C'est entendu, nous nous battons contre ACTA, SOPA, PIPA, la Hadopi, la LOPPSI et plus généralement toute tentative de bloquer les flux de données sur Internet à quelque endroit du globe que ce soit. Telecomix creuse des tunnels pour la Syrie et essaie d'aider à la démocratisation de l'accès à Internet à Cuba. Partout, on se bat contre les blocages, froidement justifiés par des lois locales protégeant soit-disant la société des propos subversifs, du terrorisme ou de la violation de copyright. Nous nous battons contre les censeurs. Contre, contre, toujours contre.

Vu comme ça, nous sommes juste une force de résistance. Jusqu'ici, nous avions un Internet (plutôt) libre, et nous ne voulons pas que cela change. C'est tout ? Nous sommes Anonymous, nous disons « non », et voilà ? Et à part garder quelque chose qu'on avait à peu près déjà, nous ne nous battons pour rien du tout, nous n'avons aucune direction ? Et dans les prochaines manifestations, les badauds qui n'ont jamais entendu parler d'ACTA et d'Anonymous ne devraient donc pas se sentir concernés ? Et les Indignés, à part râler contre la domination de ces fameux 1%, ils veulent quoi ?

On voit bien qu'il manque une brique dans tous ces combats : on sait ce dont on ne veut pas... Mais après, on va où ?

Je pense que beaucoup de lecteurs ont au fond d'eux au moins une réponse partielle à ces questions. Benjamin Bayart l'a dit plusieurs fois : « une société, c'est la somme des interactions entre les individus qui la composent ». Internet révolutionne les interactions entre les individus. La société vit donc également une révolution, où les pôles de pouvoir en place sont remis en question par ces changements d'interaction. Et même Madame Michu, qui n'est pas connectée à Internet, vit au milieu de tout ça et est donc également touchée par cette révolution. Je crois qu'il faudrait ne pas oublier ça, lors des prochaines manifestations en faveur d'un Internet libre. On s'en fout de « Anonymous », ce qu'on défend, c'est un Internet libre et une vision implicite de la société qui y est associé. C'est aussi Madame Michu et le révolutionnaire syrien, qui n'ont pas Internet chez eux mais qui sont concernés et acteurs de la nouvelle tournure que les choses prennent. On peut descendre dans la rue en tant qu'Anonymous, agent Telecomix, drogué à Twitter, blogueur ou Internaute lambda, mais aucune de ces communautés n'a la primauté sur les autres. Cela me semblerait dommage de trop se perdre dans les noms et les logos cryptiques que le tout-venant serait incapable de déchiffrer. Un peu, oui - puis il faut du lulz - mais il faut aussi se concentrer sur les notions de « censure » et de « liberté » qui parlent à tout le monde... Et ce monde va dans une direction et aspire à des choses communes.
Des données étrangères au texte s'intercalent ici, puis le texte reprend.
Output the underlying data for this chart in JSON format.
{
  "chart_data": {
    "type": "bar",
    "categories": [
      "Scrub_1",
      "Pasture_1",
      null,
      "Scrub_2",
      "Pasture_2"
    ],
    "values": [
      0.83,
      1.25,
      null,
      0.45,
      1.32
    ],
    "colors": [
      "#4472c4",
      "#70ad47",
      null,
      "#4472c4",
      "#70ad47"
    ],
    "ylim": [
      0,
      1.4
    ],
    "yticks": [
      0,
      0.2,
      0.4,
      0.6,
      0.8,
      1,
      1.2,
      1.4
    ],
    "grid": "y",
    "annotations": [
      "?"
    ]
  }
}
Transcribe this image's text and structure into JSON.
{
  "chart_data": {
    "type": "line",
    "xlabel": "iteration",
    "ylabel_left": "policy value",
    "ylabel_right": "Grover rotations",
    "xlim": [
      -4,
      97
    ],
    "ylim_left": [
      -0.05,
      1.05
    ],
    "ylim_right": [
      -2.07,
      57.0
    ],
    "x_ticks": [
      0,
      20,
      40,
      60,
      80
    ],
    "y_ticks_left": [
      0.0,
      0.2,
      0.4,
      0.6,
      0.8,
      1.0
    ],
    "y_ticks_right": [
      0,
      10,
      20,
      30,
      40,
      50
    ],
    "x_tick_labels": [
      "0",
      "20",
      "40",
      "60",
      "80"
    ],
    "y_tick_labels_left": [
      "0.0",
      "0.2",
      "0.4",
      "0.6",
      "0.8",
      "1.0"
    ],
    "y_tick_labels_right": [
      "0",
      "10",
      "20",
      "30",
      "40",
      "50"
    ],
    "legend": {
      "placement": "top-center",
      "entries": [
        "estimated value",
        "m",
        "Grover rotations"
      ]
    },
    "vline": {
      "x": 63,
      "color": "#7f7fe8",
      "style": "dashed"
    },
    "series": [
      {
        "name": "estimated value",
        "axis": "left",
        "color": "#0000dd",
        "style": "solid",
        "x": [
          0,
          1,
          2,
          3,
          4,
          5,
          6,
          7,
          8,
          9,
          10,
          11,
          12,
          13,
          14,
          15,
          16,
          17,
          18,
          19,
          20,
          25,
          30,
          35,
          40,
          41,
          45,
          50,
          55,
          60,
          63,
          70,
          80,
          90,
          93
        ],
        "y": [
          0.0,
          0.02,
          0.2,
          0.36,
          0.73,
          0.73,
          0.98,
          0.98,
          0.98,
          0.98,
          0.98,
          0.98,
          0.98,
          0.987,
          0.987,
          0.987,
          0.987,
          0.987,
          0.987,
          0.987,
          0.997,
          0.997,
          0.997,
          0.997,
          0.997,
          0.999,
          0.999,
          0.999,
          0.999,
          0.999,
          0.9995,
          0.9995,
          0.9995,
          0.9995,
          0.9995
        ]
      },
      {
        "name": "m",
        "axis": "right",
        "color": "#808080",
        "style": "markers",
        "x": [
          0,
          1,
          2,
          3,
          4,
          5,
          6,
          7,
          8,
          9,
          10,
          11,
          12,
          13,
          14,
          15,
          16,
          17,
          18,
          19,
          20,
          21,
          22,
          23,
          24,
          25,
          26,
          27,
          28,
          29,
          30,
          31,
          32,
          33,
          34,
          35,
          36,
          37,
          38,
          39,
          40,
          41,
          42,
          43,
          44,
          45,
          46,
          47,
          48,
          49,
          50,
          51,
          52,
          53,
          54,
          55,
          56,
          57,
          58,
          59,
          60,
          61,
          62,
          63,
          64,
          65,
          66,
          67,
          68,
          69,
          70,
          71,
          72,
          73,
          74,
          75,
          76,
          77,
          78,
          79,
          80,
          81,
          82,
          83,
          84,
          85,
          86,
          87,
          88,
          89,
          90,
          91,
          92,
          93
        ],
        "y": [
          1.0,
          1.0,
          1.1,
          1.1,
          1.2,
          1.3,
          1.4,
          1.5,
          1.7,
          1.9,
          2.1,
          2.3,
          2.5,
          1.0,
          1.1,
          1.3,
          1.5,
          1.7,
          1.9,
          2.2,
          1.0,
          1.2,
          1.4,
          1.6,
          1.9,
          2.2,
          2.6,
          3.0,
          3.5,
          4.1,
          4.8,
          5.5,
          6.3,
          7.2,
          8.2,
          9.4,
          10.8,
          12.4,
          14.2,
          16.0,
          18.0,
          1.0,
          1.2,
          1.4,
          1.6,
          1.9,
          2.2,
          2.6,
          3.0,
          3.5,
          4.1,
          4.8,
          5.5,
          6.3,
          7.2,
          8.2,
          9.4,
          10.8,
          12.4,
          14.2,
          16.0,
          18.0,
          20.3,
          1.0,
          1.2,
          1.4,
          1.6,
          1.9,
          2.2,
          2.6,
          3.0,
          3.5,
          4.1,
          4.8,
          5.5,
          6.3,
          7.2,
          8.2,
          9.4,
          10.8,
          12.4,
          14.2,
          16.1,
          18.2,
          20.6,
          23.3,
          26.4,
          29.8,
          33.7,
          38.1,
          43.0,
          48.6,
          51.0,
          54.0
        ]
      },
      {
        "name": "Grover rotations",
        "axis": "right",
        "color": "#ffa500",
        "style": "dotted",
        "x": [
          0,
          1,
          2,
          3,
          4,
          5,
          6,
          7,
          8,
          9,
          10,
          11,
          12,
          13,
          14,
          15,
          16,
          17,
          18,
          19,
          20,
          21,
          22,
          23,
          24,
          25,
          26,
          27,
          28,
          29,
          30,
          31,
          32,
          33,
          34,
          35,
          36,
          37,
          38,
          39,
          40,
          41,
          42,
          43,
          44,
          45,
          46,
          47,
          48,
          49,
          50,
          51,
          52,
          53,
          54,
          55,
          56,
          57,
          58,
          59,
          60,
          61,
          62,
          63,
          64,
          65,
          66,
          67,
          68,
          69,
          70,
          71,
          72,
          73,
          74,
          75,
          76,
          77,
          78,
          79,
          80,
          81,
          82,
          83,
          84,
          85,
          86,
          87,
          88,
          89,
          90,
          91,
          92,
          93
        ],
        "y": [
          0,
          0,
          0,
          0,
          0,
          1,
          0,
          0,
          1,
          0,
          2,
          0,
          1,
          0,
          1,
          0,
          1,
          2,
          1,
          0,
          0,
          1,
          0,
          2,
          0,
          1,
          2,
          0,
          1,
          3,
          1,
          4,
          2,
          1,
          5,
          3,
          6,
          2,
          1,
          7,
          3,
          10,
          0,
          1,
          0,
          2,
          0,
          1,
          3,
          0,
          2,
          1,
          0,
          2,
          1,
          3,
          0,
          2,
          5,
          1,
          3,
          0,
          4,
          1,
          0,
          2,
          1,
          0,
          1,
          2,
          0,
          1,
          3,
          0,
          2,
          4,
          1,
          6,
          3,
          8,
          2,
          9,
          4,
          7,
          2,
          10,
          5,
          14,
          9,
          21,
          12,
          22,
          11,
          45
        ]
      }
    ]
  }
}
Soit dit en passant, je pense que le Printemps arabe, les Indignés et Anonymous ne sont tous que des symptômes de cette évolution globale. Peu importe leur nom, ils me paraissent avoir en commun la lutte contre des formes différentes de soumission économique et politique.

ACTA et compagnie ne sont que des obstacles à cette évolution liée à Internet. Des obstacles conçus par ceux qui n'ont pas compris ou ne veulent pas comprendre ce vers quoi nous nous dirigeons. Tout comme l'apparition de l'écriture, puis de l'imprimerie, ont accompagné des révolutions dont la société avait besoin, Internet a été inventé puis utilisé massivement car la société en a besoin pour évoluer.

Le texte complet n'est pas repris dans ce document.